Kay needed a drink. He had fulfilled his side of the contract and brought us down to Tilbury. It had been ominously easy. He believed (as these freaks always do, against all evidence to the contrary) that he had, somewhere, just enough smoke to get him home — if he could still remember what ‘home’ was. Now he demanded a couple of big stiff ones. He ran the Reunion in between the Russian liners, and he tied up.

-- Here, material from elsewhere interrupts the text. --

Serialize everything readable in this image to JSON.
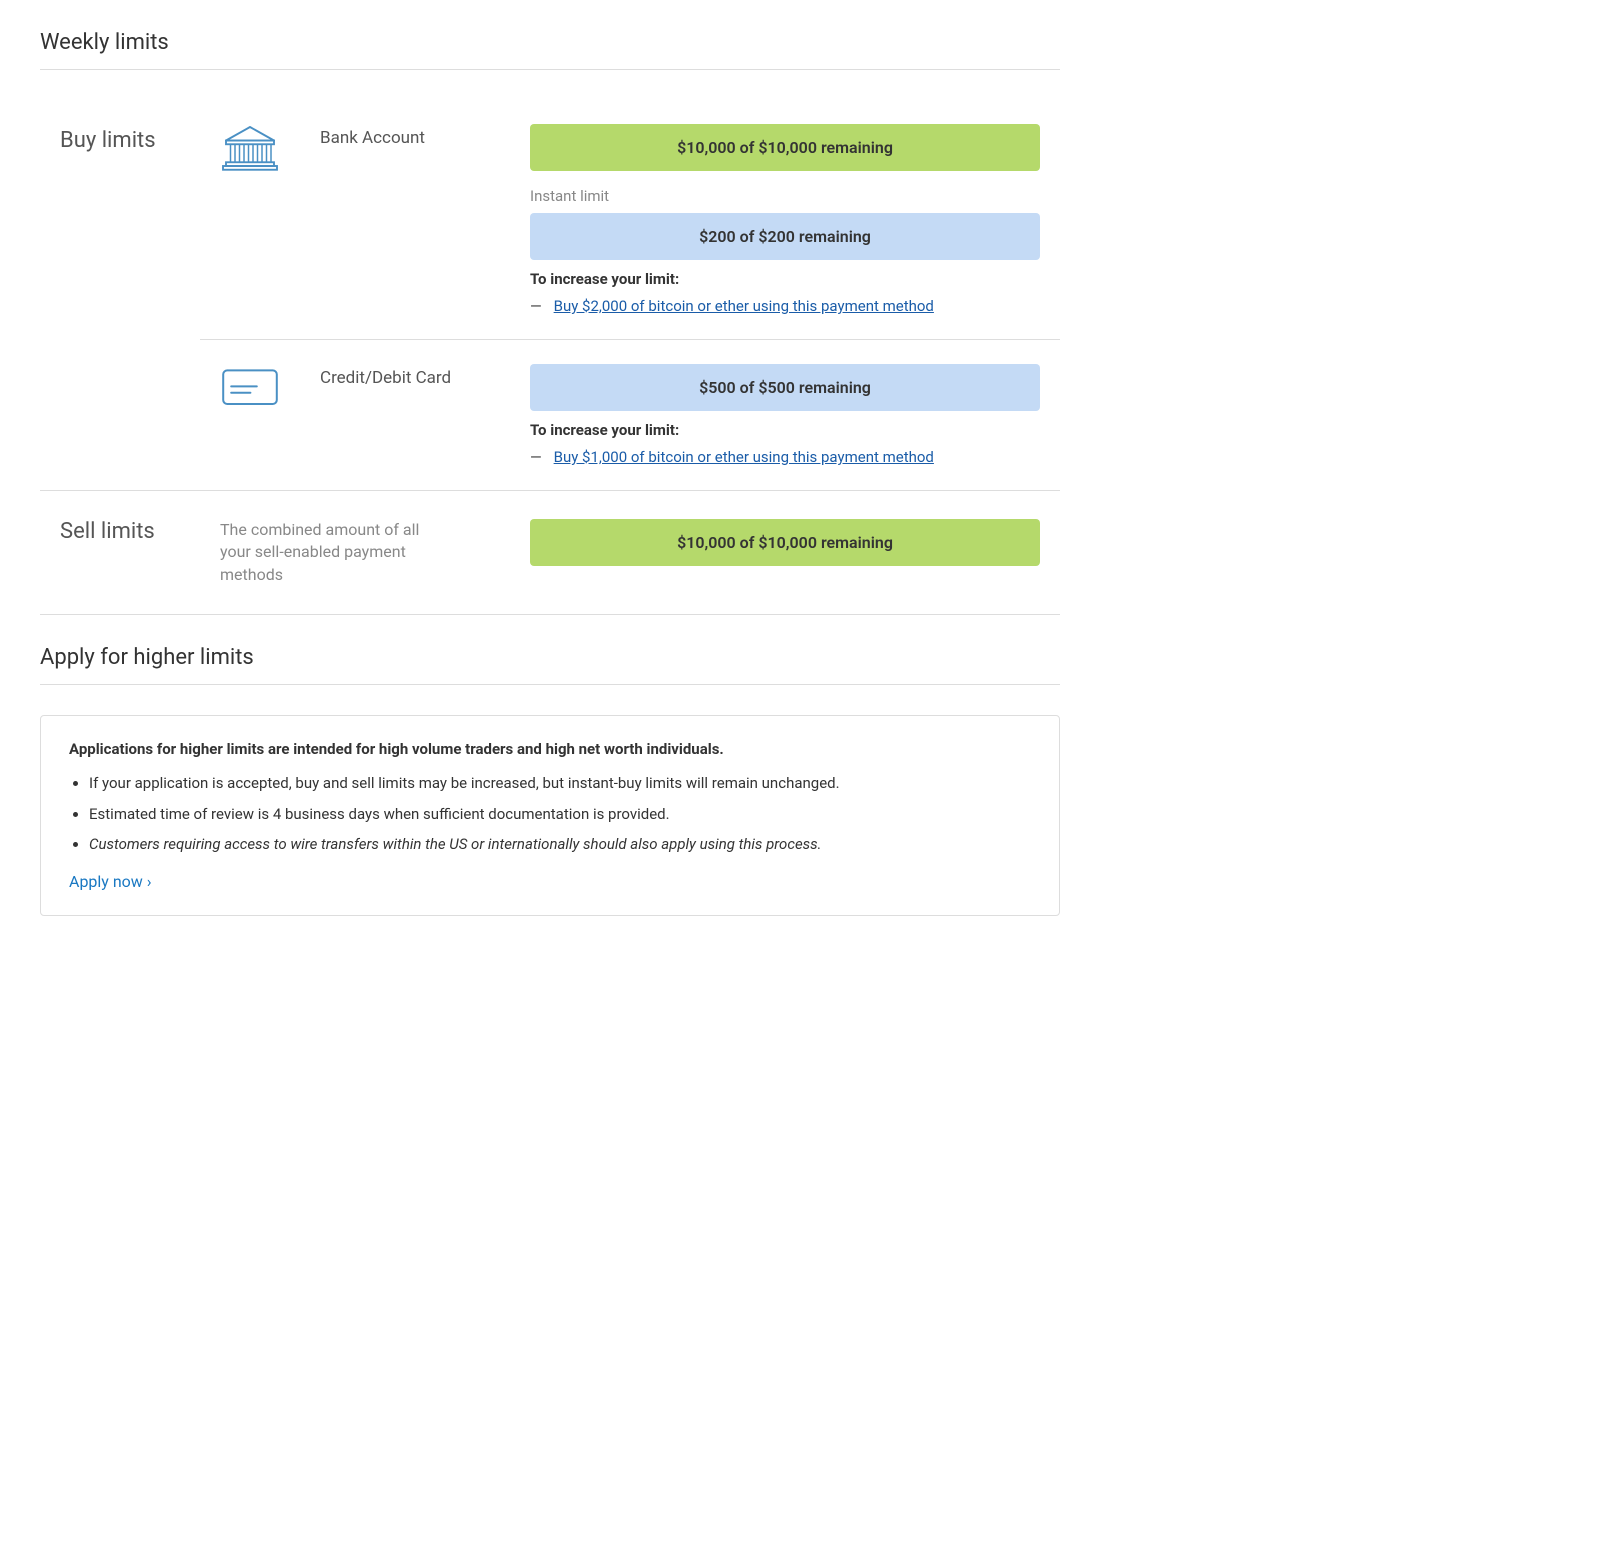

We stepped ashore in a foreign land ( more foreign than the rest of it, than Rotherhithe or Silvertown). No word of English fell on our ears. The seamen shouted at Jon Kay. And laughed. They mimed the universal hand pump of derision. Kay had to be dragged from the security fence that blocked our access to the Gravesend Ferry and the path to the World’s End, which lay beyond it, in the shadow of the Fort. We were waved, by uniformed officials, towards a covered walkway: a crazily angled gangplank that disappeared into the citadel of the Custom House. Even the signs were in… Polish? PASAZEROWIE POZOSTAJACY W LONDYNIE PROSZWE SKRECIC W LEWO. Sunlight laid a ladder of immigrant abstractions along the tilted boards of this glasshouse tunnel. A cleaner stood, motionless (like an onlooker at some spectacularly messy accident, who thinks he might be in the frame of the newsreel cameras), staring at us; two brooms and a shovel rested in his hands. The atmosphere was one of unrelieved Baltic gloom.
A hunched figure trudged ahead of us, plodding on sea legs, hands sunk in sullen pockets: his red, fungic chin slid chestwards in defiance of the inevitable bureaucracy on the far side of the frosted glass. He had learnt how to wait, and how to express his unbending disdain — by the slightest movement of his upper lip. A movement that offered the controlled exposure of a powerful dentato-laciniate bite. He came ominously close to actually relishing the challenge of hours of form-filling tedium: the repetitive cycle of questions in the snuff-coloured room. The boredom of ashtrays and official calendars. He was a stocky, balding man; collared and hatched in a dark blue donkey jacket. An Estonian stoker soliciting political asylum? Or a Basque pornographer caught with a suitcase of bestial snapshots?
We trailed behind him, accomplices, vacuumed into an eddying zephyr of guilt. But the benefits of quitting the river grew more doubtful with each step. Amphibian reptiles, we knew we had been tricked: there was no way back. The cleaner, self-consciously, threw open the Custom House door and gestured with his broom. Dutifully, we turned left: towards the winking red eye of the camera.